06.11.2014 | Unternehmen

TAG will wieder verstärkt Wohnungen verkaufen

TAG stellt Ertrag je Aktie in den Mittelpunkt
Bild: Haufe Online Redaktion

Nachdem der Immobilienkonzern TAG in den vergangenen Jahren auf Wachstum durch Zukäufe gesetzt hat, soll jetzt der Ertrag je Aktie wieder mehr im Mittelpunkt stehen. Um diesen Ertrag zu steigern, sollen wieder verstärkt Wohnungen verkauft werden.

So trennte sich das Hamburger Unternehmen nach Angaben vom Donnerstag erst vor kurzem von einer Liegenschaft in Berlin-Marzahn mit 2.600 Einheiten. Außerdem hatte das MDax-Unternehmen den Rückkauf eigener Aktien angekündigt. Dieser Schritt soll neben niedrigeren Leerständen und höheren Mieten dazu beitragen, dass das operative Ergebnis je Aktie auch im kommenden Jahr steigt.

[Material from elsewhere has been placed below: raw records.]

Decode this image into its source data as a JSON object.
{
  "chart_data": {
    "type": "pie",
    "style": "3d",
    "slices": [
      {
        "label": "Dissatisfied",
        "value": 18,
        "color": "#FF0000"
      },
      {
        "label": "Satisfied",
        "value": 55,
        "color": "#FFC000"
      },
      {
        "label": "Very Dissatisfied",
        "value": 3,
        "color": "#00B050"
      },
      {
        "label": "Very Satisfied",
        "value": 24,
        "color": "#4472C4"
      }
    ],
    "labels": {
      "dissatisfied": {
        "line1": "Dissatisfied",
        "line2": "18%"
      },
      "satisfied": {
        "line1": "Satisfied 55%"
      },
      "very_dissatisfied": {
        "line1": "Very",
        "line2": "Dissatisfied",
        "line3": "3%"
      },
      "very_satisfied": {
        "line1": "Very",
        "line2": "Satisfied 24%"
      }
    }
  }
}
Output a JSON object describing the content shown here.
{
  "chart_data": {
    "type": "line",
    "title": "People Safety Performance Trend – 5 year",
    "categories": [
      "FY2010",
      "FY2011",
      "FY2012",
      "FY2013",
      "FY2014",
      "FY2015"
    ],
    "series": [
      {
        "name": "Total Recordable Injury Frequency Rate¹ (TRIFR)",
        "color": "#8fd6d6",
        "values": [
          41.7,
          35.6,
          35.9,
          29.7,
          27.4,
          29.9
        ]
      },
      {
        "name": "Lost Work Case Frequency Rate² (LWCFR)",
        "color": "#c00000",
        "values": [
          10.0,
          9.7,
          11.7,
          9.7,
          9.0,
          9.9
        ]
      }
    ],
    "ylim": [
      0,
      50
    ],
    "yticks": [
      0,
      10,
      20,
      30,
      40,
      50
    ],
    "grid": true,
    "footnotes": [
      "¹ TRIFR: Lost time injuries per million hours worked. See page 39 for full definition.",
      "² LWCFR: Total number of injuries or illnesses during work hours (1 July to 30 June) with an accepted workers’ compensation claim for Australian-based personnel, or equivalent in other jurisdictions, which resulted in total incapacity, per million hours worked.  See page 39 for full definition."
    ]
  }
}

Zum Ende des dritten Quartals 2014 erreichte TAG durch Mietsteigerungen und Leerstandsabbau weiteres operatives Wachstum im Portfolio, das aktuell nahezu 75.000 Einheiten umfasst. Durch den Verkauf der TAG Gewerbeimmobilien GmbH Ende Mai 2014 wird die vollständige Fokussierung auf das Wohnsegment vollzogen.

Der erfolgreiche Aktienrückkauf zwischen September und Oktober 2014 führt parallel zu einer Verbesserung aller Kennzahlen. Dies bestätigt die Jahresprognose 2014 auf Basis der einzelnen Aktie mit einem FFO I in Höhe von 0,69 Euro. Für das Jahr 2015 wird ein FFO I zwischen 0,71 Euro und 0,73 Euro je Aktie erwartet.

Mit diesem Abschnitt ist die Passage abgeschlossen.